城外那座無名土丘里的尸骨,邱奎子已經反復驗過多次,這次急匆匆跑來再驗一次之后,回來時臉色有些難看,萬寒旌也不問,顧凌波在一旁急得都要跳腳了,也不見他有什么反應,倒是快用晚膳時施人仰來了一趟,照例是當作沒見著邱奎子的,但扔了兩個肉包子給阿黃,然后才去同萬寒旌說話。
“欠條上除了曉晴之外,確實還有牟楷政的落款和畫押。”
邱奎子從墻角蹭地一下站起來,沖出門去了。
屋子里除了顧凌波,所有人都當沒見著似的,連阿黃都只顧著啃肉包子沒追出去。“萬花樓中所有人都盤問過,牟楷政從前為人努力上進,待人謙和有禮,對曉清也體貼又加,不像是會翻臉不認人的性子,”施人仰現在說起來還唏噓不已,“萬花樓中竟大部分花娘都對他印象還不錯。”
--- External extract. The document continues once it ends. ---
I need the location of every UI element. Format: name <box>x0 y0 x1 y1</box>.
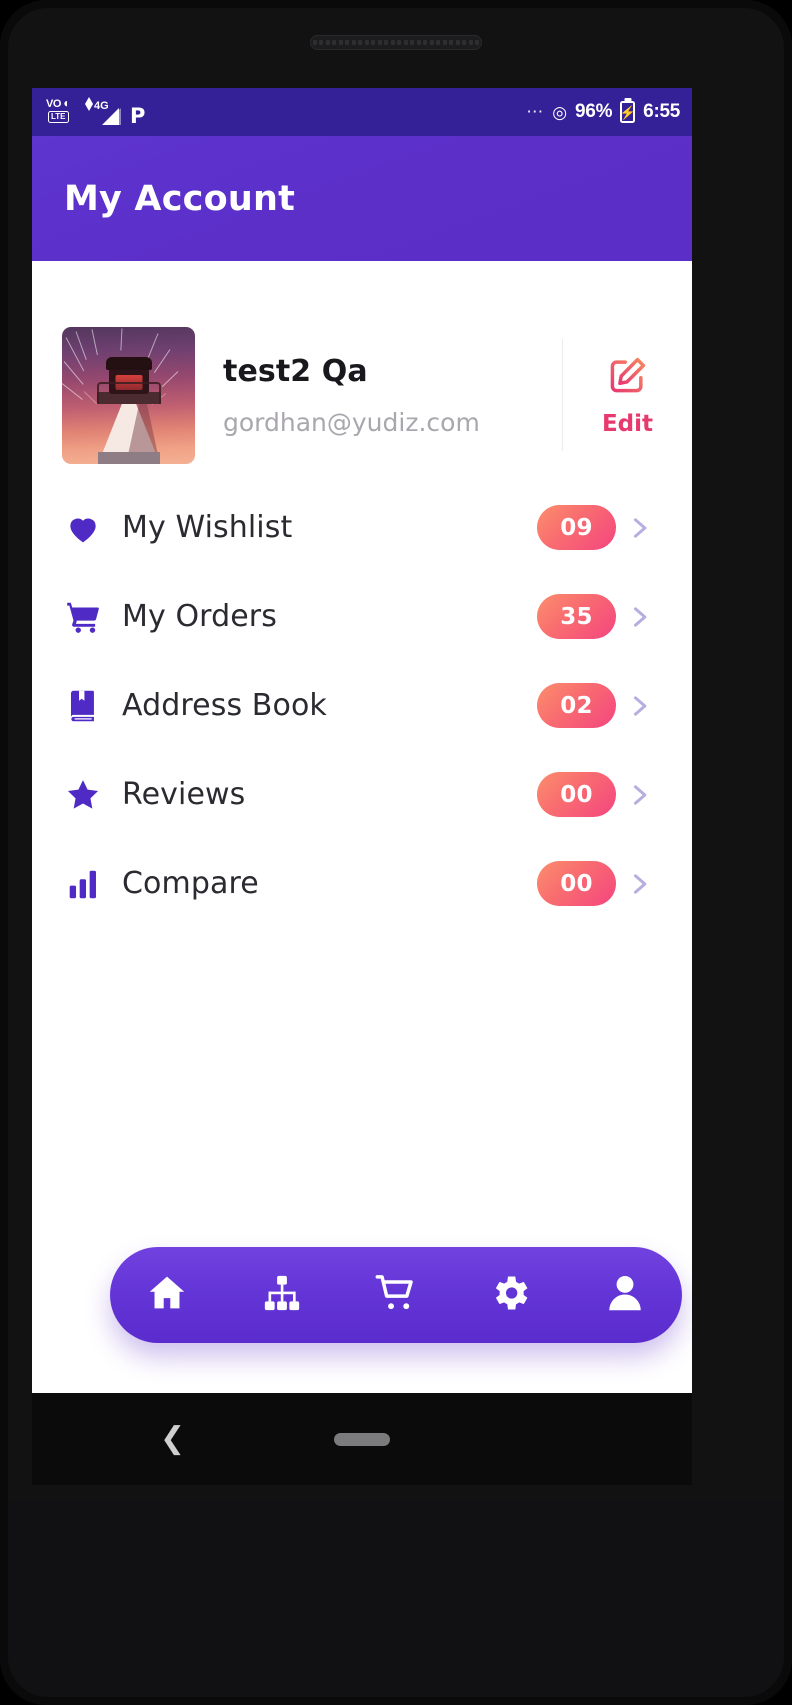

“花娘識人最多,眼力最毒,想來那牟楷政確實并非薄情寡性之人,”萬寒旌摸索著腕上那串菩提子,“加之京城中又沒有查到此人消息,由此可見,那封來信定是有人故意寄來的,只是究竟是意在傅姑娘還是旁人,就未可知了,這封信如今看來大有蹊蹺,速速去查。”
一句速速去查,其實也速度不到哪里去,顧凌波跟著施人仰再次從萬花樓出來時才知道,原來他們懷疑牟楷政……早已死在了京郊黃野外。
何員外那日不辭辛苦親自出城門,到了那處無名土丘,后來邱奎子又驗出兇手當年只是個孩童,且是個左撇子,如今又懷疑那具尸骨乃是牟楷政,也就是說牟楷政乃是他殺,且與何員外有關。